We first obtained DrugBank ID of each tested drug and translated it to RxNorm and NDC codes using the RxNav API (application programming interface). Drugs which were used by less than 100 patients were excluded for analysis. Following Ozery-Flato et al.⁹⁷, we defined the PD initiation date of each patient as six months prior to his/her first recorded PD diagnosis event. This accounted for the likelihood that PD may be latently present before formal diagnosis. We defined the index date as the beginning time of treatment of a tested drug candidate or its alternative treatment. We also defined the baseline period as the time interval between the PD initiation date and the index date for each patient. We required that: (1) The index date was later than the PD initiation date. (2) Onset of PD outcomes were later than the index date. Then, for each tested drug, we built an emulated trial using the following procedures:

1.

We built its treated group as the eligible PD patients who took the tested drug after PD initiation;
2.

We built a control group as:
- Patients who received alternative treatment of the tested drug, i.e., drugs from a same Anatomical Therapeutic Chemical level 3 [ATC-L3] classification of the tested drug, excluding the drug itself.
- To control confounding factors, we performed the propensity score matching as described below.

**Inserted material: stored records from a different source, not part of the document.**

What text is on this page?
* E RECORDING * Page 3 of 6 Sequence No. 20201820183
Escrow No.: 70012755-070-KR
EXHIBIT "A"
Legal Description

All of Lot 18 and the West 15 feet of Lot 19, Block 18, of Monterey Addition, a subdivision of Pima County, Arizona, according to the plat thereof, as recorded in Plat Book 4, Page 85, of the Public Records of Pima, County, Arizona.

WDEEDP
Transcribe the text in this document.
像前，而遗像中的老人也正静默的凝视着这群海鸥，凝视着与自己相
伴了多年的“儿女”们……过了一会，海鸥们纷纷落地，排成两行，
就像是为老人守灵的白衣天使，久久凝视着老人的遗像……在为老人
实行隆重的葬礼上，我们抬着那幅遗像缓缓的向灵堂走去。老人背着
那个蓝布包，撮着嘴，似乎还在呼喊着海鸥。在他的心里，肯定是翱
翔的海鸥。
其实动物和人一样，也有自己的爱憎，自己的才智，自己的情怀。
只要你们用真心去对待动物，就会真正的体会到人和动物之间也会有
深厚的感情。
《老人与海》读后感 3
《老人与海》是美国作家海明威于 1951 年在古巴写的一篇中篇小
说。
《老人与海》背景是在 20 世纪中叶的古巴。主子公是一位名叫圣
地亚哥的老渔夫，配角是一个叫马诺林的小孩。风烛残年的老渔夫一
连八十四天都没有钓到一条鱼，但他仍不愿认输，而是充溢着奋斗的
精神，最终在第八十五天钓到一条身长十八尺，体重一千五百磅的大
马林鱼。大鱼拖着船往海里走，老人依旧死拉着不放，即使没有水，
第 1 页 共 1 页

Propensity score matching (PSM)

We collected three types of covariates at the baseline period for each patient: 1) We included 64 comorbidities including comorbidities from Chronic Conditions Data Warehouse and other risk factors that were selected by experts⁹⁸. The comorbidities were defined by a set of ICD-9/10 codes. 2) We considered usage of 200 most prevalent prescribed drug ingredients as covariates in this analysis. These drugs were coded using RXNORM and grouped into major active ingredients using Unified Medical Language System. 3) We also included other covariates, including age, gender, race, and the time from the PD initiation date to the drug index date. In total, we included 267 covariates for analysis, including 2 continuous variables (age and PDToDrug, i.e. the time from the PD diagnosis date to the initiation date of the targeted drug) and 265 binary variables (comorbidities, medications, and gender). There are no missing values for age, PDToDrug, or gender. For the binary variables related to comorbidities (64 variables from ICD-9/10 codes) and medications (200 variables from RXNORM codes), we applied 0 to fill in missing values, indicating that the patient did not have the comorbidity or take the medication.

For each emulated trial, we used a propensity score framework with baseline covariates to balance the treated and control groups⁹⁹. For each trial, a 1:1 nearest-neighbor matching was performed to build the matched control group⁹⁹. The covariate balance after propensity score matching was assessed using the absolute standardized mean difference (SMD)¹⁰⁰. For each covariate, it was considered balanced if its SMD(le)0.2, and the treated and control group were balanced if only no more than 2% covariates were not balanced¹⁰¹. To enhance robustness of the analysis, we created 100 emulated trials for each tested drug. Tested drugs that had <10 successfully balanced trials were excluded for analysis.

Treatment effect estimation

For each tested drug, we estimated drug treatment effect for each balanced trial by calculating the hazard ratio (HR) using a Cox proportional hazard model¹⁰², comparing the risk to develop a specific outcome between the treated and control groups. We reported the median HR with 95% confidence intervals (CI) obtained by bootstrapping¹⁰³. A hazard ratio <1 indicated the tested drug can reduce risk to develop a specific outcome and a P value < 0.05 was considered as statistically significant. The trial emulation pipeline for treatment effect estimation was implemented using Python packages psmpy v0.3.13¹⁰⁴ for propensity score framework and lifelines v0.27¹⁰⁵ for the Cox proportional hazard model.

Statistical test

During the multi-omics validation of pdRGs, we applied Fisher’s test to examine whether the proposed pdRGs were significantly enriched in the relevant evidence gene set. We took all genes (~17k) involved in human interactome network as background for this statistic test (significant if p < 0.05). This was executed on an R v4.3.1.